BMS went shopping for Amylin after BMS’ own experimental diabetes product, dapagliflozin, failed to win U.S. marketing approval in January, when the Food and Drug Administration asked for more data to assess its risks and benefits. Dapagliflozin, which is being developed jointly with AstraZeneca, is approved in Europe.

Another factor in BMS pursuing Amylin: A scramble to recoup sales expected to be lost this year since the blood thinner Plavix faced generic competition for the first time in May.  Plavix was BMS’ top seller last year with $7.1 billion in sales.

Seamus Fernandez of Leerink Swann told Bloomberg that because of the biopharma industry’s lack of revenue growth, “We are on the cusp of the next consolidation wave.” The BMS-Amylin deal is the fifth this year in which a company changed hands for more than $1 billion, compared with three deals in 2011 and 2010.
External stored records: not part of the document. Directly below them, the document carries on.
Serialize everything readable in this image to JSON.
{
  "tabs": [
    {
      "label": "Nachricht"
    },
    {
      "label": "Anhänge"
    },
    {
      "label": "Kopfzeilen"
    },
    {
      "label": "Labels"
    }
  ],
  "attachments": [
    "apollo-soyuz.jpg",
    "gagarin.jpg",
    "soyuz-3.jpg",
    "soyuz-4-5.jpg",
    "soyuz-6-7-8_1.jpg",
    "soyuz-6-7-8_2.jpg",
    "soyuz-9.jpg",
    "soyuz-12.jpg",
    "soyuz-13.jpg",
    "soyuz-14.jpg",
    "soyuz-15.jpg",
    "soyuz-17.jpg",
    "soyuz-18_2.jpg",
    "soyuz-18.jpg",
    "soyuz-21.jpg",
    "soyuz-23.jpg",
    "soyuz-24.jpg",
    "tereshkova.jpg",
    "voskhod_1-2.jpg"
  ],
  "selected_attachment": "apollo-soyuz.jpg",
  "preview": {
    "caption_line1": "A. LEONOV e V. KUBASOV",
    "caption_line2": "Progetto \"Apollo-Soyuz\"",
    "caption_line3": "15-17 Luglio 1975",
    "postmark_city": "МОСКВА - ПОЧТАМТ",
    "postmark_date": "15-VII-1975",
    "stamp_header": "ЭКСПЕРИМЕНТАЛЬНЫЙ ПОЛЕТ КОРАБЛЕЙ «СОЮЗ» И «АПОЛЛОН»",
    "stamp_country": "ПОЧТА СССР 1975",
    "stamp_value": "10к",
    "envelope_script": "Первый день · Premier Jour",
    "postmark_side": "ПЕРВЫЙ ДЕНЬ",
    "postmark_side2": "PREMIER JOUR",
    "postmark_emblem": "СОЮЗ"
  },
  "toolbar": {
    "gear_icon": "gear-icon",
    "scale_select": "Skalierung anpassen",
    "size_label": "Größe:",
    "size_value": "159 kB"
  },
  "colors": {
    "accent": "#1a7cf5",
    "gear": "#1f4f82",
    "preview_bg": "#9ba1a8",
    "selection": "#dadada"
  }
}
BMS’ acquisition of Amylin ended years of efforts by activist shareholder Carl Icahn to maximize his return on Amylin shares. Icahn, Amylin’s third-largest shareholder with an 8.8% stake, touched off a proxy war in March with Amylin’s board, after its rejection of BMS’ February offer. At the time, Icahn criticized the Amylin board for failing to disclose the BMS offer while agreeing to a public offering last month of 10% of company shares at $15.62 per share, with options for the company’s top executives that could be exercised at $16.02 per share.
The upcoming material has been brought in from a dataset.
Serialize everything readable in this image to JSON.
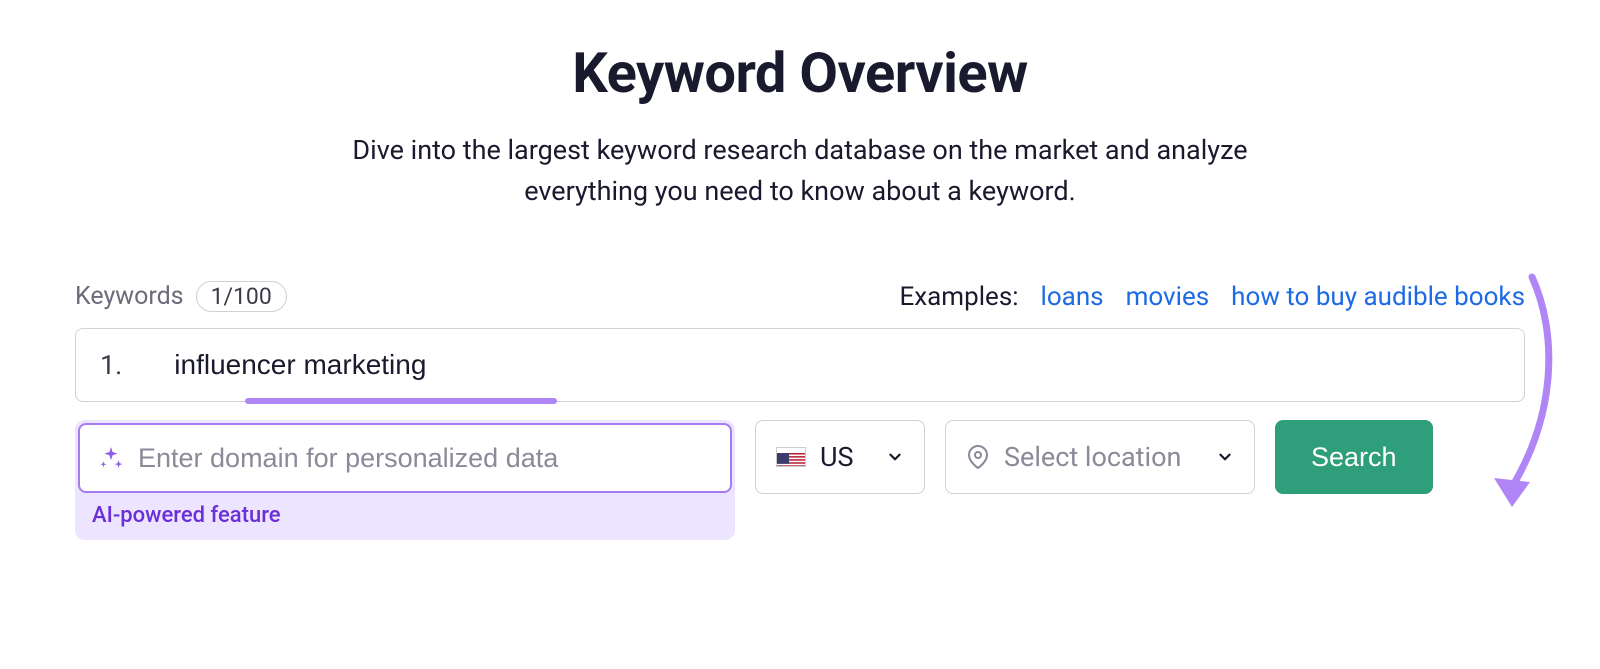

Reuters estimated that the BMS deal will net Icahn a 22% return on his shares in Amylin, based on the $31 per share BMS agreed to pay for Amylin shares – 10% above the June 29 closing price — plus an estimate that his average cost base for his Amylin stake was likely around $25.40 per share, based on his disclosed holdings and the average Amylin share price in each of the quarters the disclosures were made.

Amylin’s price tag fits into Icahn’s price expectation expressed three years ago:  “I do not sell cheaply and would certainly not recommend selling Amylin unless we were offered at least over $30 per share, at which time I might recommend selling it,” Icahn wrote in a letter to Amylin’s top management in April 2009.